You should really look in to the difference between opt-in and opt-out. Opt-in respects the user; opt-out is for foisting features that the user might not need or want.


Flip it around: a new user might be confused why the AI features that all their friends told them about are not available.

It's a tradeoff


If it is opt-in for everybody, then their friends would also tell them that they have to opt-in to get it.


If it means more users aren't using Gen AI, I'll happily take that tradeoff!


The anti-AI folks should just fork everything at this point, because it's hypocritical as hell to complain about it and use a bunch of stuff built with it. Then you can opt out of society!


Oh no, just think of all the good AI-produced things we'll be missing out on.

...are there any?


I'd say the percentage of stuff developed using AI now is higher than the percentage of pro athletes who use performance enhancing drugs, and there's almost as much incentive to mask it and say "made without AI"


Because the point is just to loudly proclaim how virtuously anti-AI you are, how disruptive it actually is to your workflow is irrelevant.


Oh, I use coding assistants every day, just not the one that came with VSCode. Because I want to decide if/which coding assistant I want to use, not whatever VSCode forces upon me. In fact, at many companies, GitHub Copilot is explicitly forbidden.

Not the smartest argument to brand this as anti-AI.


I really like the Copilot autocomplete across multiple symbols in the file (e.g. predictive edits that you can tab through).
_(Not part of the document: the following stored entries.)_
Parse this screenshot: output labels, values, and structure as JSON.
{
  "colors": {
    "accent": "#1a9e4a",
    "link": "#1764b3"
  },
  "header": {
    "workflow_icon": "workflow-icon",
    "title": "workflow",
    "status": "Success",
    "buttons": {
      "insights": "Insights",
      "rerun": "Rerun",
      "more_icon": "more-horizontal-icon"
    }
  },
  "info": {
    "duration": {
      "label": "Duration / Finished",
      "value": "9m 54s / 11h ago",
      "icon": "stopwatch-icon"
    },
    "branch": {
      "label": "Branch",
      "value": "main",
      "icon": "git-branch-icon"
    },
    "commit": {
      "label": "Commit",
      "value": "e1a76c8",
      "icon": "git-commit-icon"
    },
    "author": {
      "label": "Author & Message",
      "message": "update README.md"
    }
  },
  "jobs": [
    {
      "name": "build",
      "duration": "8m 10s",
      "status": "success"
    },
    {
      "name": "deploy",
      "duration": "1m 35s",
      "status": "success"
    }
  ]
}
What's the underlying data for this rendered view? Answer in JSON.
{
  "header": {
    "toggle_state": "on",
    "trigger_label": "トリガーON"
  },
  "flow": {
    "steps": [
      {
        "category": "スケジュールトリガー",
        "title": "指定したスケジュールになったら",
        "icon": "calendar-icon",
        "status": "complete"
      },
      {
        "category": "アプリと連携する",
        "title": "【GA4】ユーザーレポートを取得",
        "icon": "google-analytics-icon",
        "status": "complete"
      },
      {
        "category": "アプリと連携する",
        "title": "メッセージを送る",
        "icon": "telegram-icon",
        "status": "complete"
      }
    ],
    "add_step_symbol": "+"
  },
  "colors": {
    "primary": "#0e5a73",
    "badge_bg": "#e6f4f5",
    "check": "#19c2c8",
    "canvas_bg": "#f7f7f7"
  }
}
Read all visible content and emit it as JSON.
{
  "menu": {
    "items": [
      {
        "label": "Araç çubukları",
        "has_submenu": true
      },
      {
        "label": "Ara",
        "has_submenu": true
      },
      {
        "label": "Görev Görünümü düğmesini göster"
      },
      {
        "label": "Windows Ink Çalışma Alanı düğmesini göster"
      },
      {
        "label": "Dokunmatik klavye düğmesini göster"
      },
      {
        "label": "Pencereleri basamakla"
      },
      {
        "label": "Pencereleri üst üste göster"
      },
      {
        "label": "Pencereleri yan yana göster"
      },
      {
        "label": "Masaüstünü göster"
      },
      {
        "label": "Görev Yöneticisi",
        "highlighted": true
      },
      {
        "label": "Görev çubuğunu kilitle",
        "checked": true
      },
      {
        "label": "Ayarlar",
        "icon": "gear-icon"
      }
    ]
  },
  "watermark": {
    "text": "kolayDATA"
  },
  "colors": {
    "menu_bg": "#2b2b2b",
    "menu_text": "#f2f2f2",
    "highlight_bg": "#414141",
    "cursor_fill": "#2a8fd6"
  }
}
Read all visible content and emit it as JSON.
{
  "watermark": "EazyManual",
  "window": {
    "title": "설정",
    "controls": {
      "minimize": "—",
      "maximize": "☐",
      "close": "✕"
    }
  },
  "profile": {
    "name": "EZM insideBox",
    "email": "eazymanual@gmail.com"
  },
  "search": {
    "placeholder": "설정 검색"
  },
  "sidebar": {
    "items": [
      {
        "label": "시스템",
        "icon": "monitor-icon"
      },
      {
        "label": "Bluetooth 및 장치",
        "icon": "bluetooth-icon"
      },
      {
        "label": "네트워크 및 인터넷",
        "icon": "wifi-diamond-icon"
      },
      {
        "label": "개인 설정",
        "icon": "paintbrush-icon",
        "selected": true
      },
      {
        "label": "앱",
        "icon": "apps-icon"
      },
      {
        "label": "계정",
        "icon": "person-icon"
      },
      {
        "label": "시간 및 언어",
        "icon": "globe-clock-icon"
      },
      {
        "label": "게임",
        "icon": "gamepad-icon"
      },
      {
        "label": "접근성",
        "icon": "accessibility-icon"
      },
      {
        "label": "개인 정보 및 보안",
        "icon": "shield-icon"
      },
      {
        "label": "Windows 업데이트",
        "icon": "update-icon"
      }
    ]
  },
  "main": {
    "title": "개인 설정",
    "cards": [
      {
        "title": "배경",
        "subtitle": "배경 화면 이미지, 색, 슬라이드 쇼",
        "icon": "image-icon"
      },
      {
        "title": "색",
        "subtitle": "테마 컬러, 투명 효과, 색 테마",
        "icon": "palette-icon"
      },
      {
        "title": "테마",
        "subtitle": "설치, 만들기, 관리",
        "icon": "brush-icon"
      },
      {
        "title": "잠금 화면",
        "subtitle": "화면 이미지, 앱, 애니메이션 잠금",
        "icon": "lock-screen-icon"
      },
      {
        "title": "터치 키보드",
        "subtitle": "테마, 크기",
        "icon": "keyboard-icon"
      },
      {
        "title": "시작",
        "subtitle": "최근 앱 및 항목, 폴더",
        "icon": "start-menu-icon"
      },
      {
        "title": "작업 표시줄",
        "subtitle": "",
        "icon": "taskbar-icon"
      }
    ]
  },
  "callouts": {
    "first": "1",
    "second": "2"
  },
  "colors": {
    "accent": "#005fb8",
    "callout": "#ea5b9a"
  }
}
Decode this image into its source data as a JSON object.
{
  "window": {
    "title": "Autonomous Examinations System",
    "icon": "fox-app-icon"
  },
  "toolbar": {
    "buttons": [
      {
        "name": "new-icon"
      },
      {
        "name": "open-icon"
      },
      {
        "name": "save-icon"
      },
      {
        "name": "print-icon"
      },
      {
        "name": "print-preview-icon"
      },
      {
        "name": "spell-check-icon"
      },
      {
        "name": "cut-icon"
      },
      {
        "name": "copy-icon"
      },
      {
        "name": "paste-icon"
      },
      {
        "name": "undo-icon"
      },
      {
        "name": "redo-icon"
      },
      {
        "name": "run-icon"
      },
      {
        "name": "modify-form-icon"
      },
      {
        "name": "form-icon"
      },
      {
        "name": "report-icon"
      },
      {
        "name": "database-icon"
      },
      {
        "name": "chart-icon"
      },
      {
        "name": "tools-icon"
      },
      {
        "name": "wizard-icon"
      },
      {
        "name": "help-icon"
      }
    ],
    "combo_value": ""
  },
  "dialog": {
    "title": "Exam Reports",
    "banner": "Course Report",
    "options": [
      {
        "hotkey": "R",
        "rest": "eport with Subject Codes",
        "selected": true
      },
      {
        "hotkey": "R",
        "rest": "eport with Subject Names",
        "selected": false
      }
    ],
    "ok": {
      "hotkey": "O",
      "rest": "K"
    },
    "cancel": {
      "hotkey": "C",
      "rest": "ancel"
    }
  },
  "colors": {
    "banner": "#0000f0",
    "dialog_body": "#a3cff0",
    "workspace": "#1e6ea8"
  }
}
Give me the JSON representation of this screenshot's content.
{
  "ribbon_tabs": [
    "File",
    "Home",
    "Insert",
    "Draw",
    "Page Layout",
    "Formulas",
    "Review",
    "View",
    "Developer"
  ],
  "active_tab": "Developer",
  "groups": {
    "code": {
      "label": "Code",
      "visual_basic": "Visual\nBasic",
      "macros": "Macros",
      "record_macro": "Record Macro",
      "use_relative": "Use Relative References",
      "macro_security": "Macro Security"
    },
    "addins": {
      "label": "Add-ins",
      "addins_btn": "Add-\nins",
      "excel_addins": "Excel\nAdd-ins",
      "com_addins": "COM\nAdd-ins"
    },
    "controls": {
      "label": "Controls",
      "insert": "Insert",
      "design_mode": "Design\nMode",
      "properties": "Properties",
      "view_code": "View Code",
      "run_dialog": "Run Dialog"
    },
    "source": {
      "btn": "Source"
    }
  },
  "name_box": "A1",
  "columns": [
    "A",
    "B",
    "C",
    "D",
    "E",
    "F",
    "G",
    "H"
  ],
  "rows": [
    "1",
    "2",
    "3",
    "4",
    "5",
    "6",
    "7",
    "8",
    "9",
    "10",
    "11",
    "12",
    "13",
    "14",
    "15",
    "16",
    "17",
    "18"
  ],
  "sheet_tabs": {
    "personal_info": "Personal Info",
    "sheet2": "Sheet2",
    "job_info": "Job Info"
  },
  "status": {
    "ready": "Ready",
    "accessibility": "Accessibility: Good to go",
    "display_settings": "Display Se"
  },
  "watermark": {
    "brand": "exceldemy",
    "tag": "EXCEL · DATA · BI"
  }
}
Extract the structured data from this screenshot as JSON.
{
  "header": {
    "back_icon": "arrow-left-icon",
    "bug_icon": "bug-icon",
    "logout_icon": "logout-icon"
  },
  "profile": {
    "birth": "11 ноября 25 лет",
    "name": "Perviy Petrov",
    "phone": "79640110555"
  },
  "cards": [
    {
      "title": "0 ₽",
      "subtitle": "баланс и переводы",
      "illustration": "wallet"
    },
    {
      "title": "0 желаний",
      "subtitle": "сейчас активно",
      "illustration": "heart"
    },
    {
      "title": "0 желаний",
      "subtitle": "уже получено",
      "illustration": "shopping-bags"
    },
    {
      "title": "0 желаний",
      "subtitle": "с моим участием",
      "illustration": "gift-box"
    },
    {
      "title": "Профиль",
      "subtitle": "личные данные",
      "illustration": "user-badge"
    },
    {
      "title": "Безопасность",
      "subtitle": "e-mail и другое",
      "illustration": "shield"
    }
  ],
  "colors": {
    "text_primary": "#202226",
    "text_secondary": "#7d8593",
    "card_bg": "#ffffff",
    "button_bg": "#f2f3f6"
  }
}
For most other stuff I prefer Cline/RooCode/KiloCode, but sadly it doesn’t seem like any of those offer similar autocomplete (Continue.dev did with even Ollama support for local models but the whole plugin was a buggy mess and it didn’t work well). Oh and sometimes Claude Code or Codex is nice in a terminal directly.

Personally, I don’t mind something being there by default (same as how JetBrains has their pre installed plugin and also something like Junie available), as long as it’s easy to turn off or uninstall.

Similar to how I wouldn’t scoff at a Git integration plugin even if I prefer to use Sourcetree or GitKraken.


> as long as it’s easy to turn off or uninstall

That's the issue here.

The "disable all AI features" option isn't really easy to find.


glances at Windows 11

No, I think the point is to escape encroaching monetization that dilutes the value of local on-device text editing.


In my experience it’s people with “agents” mass editing their code, in their 10th attempt to convince their tool to do what they want it do, are people with a disrupted workflow, in a constant struggle with their tools.